In "Jupiter's Wife," Michel Negroponte introduces us to Maggie, a homeless woman who spends her days wandering through Central Park, surrounded by her dogs, amused by her radio and drawing comfort from her belief that extra-sensory perception allows her to anticipate and understand what is happening in her world.

Negroponte's portrayal of Maggie and her life is free of the kinds of judgments or pathos that one might expect in a film about a schizophrenic.

When Maggie is compelled to submit to a psychiatric exam in order to qualify for a rent subsidy, Negroponte shows us Maggie's version of the interview and allows us to share her relief and amusement that an event so intrusive and potentially threatening to her self-image turns out to be so perfunctory and impersonal.

The filmmaker's affection for his subject creates for the viewer an atmosphere of respect and a suspension of disbelief. We begin to see this mentally ill individually from an entirely new perspective. What if she's not crazy? Maybe this is a person who has simply constructed a sensible world for herself that doesn't make sense to anyone else. When Negroponte asks Maggie to explain what ESP is and how it works, she says it is a "finely tuned understanding of other people and what they want and how they can achieve their goals relative to your goals so we can all just move this everlasting peace grid just down that much closer to earth so that there's peace."

Poets and songwriters have said stranger things.
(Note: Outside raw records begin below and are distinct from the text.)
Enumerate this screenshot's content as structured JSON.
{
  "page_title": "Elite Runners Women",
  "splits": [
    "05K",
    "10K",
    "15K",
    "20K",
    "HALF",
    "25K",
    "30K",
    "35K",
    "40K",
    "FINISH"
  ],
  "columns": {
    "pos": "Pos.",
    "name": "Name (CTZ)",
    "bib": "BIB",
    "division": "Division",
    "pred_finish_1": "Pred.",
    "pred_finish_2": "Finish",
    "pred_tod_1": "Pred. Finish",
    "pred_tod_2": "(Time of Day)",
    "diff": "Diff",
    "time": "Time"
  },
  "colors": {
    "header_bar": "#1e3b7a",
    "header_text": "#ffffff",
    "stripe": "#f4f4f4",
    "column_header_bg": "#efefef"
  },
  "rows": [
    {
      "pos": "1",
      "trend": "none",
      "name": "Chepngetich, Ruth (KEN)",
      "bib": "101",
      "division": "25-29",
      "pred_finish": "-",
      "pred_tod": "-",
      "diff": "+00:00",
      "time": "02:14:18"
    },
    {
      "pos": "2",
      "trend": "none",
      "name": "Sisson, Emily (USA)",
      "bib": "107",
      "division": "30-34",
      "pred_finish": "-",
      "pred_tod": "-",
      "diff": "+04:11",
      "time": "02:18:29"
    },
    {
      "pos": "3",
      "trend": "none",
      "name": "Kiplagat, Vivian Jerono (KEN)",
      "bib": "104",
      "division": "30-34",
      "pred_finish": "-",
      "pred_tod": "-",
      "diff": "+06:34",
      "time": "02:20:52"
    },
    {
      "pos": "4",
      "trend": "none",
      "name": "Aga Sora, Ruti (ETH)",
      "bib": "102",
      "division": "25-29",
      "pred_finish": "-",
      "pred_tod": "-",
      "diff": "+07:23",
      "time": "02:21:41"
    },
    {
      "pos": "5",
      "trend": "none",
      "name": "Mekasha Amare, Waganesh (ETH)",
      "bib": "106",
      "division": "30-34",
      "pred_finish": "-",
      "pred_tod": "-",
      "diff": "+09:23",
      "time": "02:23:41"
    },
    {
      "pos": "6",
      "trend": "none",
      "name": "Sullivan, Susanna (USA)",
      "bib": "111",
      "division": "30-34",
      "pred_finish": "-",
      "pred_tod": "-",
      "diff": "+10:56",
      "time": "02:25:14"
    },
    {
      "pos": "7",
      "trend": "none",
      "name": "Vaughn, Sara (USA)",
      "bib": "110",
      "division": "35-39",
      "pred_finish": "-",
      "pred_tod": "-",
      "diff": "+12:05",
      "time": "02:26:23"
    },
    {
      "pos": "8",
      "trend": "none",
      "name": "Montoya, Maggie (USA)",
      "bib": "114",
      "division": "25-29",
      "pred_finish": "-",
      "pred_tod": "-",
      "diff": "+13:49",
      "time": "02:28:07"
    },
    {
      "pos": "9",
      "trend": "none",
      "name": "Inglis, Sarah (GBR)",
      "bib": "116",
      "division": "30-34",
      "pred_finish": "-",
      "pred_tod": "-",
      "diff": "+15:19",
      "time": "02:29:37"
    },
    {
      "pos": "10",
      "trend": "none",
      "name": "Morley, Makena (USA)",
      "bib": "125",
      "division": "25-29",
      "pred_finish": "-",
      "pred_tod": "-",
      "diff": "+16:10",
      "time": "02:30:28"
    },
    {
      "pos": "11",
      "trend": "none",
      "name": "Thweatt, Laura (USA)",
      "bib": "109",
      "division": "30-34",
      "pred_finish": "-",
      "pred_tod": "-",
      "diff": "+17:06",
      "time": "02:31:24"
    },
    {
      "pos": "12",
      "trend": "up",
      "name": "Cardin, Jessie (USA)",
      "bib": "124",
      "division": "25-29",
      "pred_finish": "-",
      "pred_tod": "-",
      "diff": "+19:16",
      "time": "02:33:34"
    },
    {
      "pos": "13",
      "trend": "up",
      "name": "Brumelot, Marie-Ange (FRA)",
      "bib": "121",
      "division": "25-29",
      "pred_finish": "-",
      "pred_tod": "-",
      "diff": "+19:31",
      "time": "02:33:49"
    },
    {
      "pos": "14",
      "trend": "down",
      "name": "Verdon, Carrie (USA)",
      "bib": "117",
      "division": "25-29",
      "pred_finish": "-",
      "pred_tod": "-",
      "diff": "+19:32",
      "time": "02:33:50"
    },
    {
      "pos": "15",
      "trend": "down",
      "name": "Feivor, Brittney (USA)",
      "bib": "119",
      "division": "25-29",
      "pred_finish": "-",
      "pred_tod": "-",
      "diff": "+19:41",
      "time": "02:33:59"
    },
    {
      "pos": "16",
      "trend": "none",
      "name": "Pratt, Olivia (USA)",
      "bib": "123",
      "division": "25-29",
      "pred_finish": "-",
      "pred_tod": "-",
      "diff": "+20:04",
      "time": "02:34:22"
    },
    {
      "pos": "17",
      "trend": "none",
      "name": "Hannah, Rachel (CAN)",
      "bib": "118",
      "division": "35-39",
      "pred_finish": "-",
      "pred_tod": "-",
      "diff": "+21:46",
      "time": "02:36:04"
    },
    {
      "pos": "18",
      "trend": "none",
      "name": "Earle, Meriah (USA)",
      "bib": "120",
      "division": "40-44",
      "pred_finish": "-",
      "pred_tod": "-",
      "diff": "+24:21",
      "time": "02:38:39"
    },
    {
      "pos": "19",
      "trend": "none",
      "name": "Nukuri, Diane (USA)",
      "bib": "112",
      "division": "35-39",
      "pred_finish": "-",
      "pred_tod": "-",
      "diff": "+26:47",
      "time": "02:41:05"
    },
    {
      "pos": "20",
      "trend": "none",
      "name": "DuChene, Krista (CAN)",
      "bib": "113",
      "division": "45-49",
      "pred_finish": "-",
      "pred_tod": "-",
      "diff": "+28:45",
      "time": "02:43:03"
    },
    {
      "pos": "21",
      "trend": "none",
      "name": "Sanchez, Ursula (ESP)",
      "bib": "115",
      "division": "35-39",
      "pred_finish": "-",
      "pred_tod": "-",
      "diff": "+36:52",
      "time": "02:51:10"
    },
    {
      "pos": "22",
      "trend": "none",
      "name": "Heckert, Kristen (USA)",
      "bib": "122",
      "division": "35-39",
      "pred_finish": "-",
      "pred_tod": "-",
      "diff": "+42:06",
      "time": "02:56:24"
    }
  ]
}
"Jupiter's Wife" succeeds in challenging our preconceptions about homelessness and mental illness, and encourages us to remember that there is a complex and valuable human being beneath the apparent craziness. Let us hope that this fresh insight comes to mind when we encounter those people who are perhaps less beguiling than Maggie, but who are sleeping out on the grates or in doorways or in the great urban parks under "the everlasting peace grid."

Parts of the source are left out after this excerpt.